Once the model is fit, one can look into the coefficients by printing **lasso.coef_** command. It will be interesting to find that some of the coefficients value is found to be zero. Here is the screenshot:

## Lasso Regression Cross-validation Python Example

In this section, you will see how you could use the cross-validation technique with Lasso regression. Pay attention to some of the following:

- Sklearn.linear_model LassoCV is used as Lasso regression cross validation implementation.
- LassoCV takes one of the parameter inputs as “cv” which represents a number of folds to be considered while applying cross-validation. In the example below, the value of cv is set to 5.
- Also, the entire dataset is used for training and testing purposes. This is unlike the 2-way or 3-way holdout method where the model is trained and tested on different data split.
- The model performance of the LassoCV model is found to be greater than the Lasso regression algorithm.

```
from sklearn import datasets
from sklearn.linear_model import LassoCV
from sklearn.model_selection import train_test_split
#
# Load the Boston Data Set
#
bh = datasets.load_boston()
X = bh.data
y = bh.target
#
# Create an instance of Lasso Regression implementation
#
lasso_cv = LassoCV(cv=5)
#
# Fit the Lasso model
#
lasso_cv.fit(X, y)
#
# Create the model score
#
lasso_cv.score(X, y)
```

The following code can be used for fine tuning Lasso regularization parameter using Grid search. The code given below has used the GridSearchCV function from scikit-learn, which allows us to search over a range of parameter values and select the best combination based on cross-validation performance.

```
from sklearn.model_selection import GridSearchCV
# Define parameter grid
param_grid = {'alpha': [0.001, 0.01, 0.1, 1, 10]}
# Perform grid search with cross-validation
lasso_cv = GridSearchCV(Lasso(), param_grid, cv=5)
lasso_cv.fit(X_train, y_train)
# Print best parameter values and score
print("Best Parameters:", lasso_cv.best_params_)
print("Best Score:", lasso_cv.best_score_)
```

## Conclusions

Here is the summary of what you learned in relation to LASSO regression:

- Lasso regression extends Linear regression in the way that a regularization element is added to the least-squares loss function of linear regression in order to induce the penalty (decrease weights) against complexity (large number of features)
- Increasing regularization parameter value (strength) results in weights getting reduced.

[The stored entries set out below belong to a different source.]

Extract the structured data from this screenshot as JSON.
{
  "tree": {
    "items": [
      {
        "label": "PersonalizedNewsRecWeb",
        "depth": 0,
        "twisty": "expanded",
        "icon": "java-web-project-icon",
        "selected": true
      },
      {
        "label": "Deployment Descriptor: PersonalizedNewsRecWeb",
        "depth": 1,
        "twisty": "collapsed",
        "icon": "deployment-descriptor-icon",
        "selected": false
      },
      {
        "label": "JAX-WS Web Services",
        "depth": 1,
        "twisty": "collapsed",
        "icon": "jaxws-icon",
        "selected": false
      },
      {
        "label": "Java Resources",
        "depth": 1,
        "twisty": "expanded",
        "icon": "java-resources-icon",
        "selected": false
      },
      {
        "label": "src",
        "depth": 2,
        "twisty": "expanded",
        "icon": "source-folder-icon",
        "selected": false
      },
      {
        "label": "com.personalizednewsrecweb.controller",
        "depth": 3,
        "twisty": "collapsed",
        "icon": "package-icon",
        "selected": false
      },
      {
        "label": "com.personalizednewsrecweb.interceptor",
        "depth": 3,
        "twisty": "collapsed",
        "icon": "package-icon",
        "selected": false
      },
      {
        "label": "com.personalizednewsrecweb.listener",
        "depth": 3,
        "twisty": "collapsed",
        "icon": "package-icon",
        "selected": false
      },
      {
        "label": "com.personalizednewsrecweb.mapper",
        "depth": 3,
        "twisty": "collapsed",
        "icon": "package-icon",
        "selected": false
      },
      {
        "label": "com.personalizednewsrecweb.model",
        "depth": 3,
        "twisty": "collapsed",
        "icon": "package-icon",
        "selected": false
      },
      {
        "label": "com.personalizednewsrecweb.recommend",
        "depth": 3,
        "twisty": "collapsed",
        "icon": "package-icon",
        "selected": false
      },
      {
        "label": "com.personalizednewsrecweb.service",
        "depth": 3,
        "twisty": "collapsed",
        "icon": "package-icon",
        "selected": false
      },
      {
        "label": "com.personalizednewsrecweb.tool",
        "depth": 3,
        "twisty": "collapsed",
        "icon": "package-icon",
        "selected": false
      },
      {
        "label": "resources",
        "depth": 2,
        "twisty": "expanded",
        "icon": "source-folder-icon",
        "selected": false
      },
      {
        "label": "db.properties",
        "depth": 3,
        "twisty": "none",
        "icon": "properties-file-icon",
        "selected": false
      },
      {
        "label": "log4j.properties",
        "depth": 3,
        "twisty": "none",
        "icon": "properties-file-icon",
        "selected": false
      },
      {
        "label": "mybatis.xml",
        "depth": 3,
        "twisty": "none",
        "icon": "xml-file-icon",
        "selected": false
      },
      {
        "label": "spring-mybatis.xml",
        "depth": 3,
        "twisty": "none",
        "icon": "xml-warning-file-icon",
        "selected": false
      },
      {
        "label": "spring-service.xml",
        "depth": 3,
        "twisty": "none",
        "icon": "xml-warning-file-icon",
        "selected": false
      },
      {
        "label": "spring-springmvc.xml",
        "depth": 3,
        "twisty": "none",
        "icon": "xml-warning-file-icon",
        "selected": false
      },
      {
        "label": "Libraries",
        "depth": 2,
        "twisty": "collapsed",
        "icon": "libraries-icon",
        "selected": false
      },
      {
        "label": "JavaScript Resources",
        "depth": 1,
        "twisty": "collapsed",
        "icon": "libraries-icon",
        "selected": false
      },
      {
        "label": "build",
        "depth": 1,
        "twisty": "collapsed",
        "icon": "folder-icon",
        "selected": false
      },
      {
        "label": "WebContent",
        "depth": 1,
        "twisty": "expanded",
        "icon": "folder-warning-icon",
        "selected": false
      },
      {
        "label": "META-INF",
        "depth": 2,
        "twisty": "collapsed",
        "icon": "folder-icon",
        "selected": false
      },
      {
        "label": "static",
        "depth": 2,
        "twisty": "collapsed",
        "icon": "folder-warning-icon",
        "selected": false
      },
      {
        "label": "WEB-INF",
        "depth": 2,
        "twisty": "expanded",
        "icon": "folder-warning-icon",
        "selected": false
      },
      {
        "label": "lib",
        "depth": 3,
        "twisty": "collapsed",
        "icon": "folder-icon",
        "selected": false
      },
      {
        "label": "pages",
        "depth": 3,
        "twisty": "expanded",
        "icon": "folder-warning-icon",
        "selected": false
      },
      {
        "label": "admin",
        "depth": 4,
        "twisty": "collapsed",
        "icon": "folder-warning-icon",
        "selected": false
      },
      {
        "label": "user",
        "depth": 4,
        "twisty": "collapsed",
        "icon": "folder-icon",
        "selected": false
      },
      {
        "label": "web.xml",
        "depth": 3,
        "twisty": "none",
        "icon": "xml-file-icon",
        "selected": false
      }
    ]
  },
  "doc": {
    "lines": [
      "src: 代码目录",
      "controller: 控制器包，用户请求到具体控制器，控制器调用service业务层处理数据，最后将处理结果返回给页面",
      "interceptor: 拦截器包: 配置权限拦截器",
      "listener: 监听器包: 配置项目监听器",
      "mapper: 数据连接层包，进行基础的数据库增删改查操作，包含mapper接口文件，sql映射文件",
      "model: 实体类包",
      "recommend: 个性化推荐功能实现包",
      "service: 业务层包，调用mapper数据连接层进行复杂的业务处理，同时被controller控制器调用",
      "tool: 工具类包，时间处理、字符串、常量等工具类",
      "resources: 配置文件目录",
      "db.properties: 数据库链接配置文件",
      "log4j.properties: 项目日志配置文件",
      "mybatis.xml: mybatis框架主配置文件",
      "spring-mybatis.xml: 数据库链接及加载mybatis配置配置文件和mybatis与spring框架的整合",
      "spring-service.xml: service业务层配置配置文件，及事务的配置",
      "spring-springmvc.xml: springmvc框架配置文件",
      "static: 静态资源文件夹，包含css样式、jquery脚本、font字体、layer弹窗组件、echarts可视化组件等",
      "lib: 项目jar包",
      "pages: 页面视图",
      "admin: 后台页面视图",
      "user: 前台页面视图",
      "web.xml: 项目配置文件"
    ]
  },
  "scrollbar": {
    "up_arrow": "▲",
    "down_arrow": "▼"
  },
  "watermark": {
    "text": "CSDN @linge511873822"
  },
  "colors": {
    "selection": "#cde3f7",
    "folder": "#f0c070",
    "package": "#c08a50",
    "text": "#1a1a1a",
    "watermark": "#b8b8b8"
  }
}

This may result in some of the weights becoming zero. This is why Lasso regression is also considered for supervised feature selection.
- Use LassoCV implementation for applying cross-validation to Lasso regression.
- A higher alpha value results in a stronger penalty, and therefore fewer features being used in the model. In other words, a higher alpha value such as 1.0 results in more features being removed from the model than a value such as 0.1.